While the mainstream is dipping its tasseled loafers in the androgyny pool, lesbians are leading the way behind the scenes. Project Runway finalist Alicia Hardesty is working on her own tomboy fashion line, and Portlanders Julia Parsley and Emma McIlroy have seen success with Wildfang, their online boutique of curated tomboy clothing (which is aided by a star-studded lesbian fashion video that features The L Word’s Katherine Moennig, Gossip drummer Hannah Blilie, and Olympian Megan Rapinoe).

But Tomboy Tailors may be the buzziest of these projects — the country’s first self-described genderqueer menswear shop opened this spring at the upscale Crocker Galleria in San Francisco’s Financial District.
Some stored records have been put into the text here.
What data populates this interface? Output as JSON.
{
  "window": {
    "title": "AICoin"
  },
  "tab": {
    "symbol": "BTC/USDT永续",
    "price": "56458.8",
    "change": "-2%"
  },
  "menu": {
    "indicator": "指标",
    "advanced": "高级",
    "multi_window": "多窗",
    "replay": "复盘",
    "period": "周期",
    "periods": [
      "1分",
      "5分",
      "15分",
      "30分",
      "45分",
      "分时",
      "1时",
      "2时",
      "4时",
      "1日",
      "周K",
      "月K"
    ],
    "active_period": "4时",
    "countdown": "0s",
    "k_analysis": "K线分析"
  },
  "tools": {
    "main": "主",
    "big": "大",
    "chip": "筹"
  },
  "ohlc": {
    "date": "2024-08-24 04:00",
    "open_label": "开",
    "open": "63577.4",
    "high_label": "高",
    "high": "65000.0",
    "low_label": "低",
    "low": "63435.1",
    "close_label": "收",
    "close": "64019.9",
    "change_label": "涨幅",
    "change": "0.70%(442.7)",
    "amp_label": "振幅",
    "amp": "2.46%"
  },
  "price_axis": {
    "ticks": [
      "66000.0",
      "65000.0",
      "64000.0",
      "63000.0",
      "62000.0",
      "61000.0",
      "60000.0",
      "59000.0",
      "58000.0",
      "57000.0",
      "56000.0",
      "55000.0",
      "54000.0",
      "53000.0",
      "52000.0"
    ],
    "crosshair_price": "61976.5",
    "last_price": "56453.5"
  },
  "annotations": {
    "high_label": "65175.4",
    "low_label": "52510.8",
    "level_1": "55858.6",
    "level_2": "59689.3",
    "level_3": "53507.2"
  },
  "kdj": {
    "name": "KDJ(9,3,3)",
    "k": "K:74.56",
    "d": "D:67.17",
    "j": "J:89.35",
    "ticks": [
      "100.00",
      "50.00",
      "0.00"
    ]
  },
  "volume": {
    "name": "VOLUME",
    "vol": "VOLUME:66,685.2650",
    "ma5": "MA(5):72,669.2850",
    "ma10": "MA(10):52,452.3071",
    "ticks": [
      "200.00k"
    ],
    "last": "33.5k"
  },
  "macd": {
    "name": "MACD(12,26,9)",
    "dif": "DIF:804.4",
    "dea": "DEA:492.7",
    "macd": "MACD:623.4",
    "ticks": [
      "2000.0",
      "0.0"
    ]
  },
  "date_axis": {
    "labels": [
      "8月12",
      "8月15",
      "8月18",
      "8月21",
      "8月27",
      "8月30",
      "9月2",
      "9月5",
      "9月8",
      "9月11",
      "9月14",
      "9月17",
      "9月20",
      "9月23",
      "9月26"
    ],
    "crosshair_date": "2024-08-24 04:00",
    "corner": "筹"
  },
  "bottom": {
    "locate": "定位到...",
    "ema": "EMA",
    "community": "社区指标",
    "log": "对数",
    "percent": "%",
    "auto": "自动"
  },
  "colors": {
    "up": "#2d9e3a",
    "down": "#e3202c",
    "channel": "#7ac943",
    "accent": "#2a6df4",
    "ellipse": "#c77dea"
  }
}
“Women have been wearing men’s suits for well over 100 years, if not much longer,” says Zel Anders, the 48-year-old founder of Tomboy Tailors. “But with changing attitudes about gay marriage, legal changes about gay marriage, and corporate changes in providing more employee benefits for same-sex couples and transgender individuals, it just seems to have gotten a lot easier to wear what you want — at least in places like San Francisco. My hero, attorney Tanya Neiman, wore her trademark double-breasted suits, bow ties, and wing tips for many years in San Francisco and walked with such elegance and ease. I wanted to have that ease about me and to make it easier for other women to wear the clothes they want to wear.”

Anders had been planning Tomboy's launch since 2010, and met with vendors for more than a year before opening the store’s doors. She says the store exceeded financial projections in the first month it was open, and she had to hire three new employees in her very first week in business.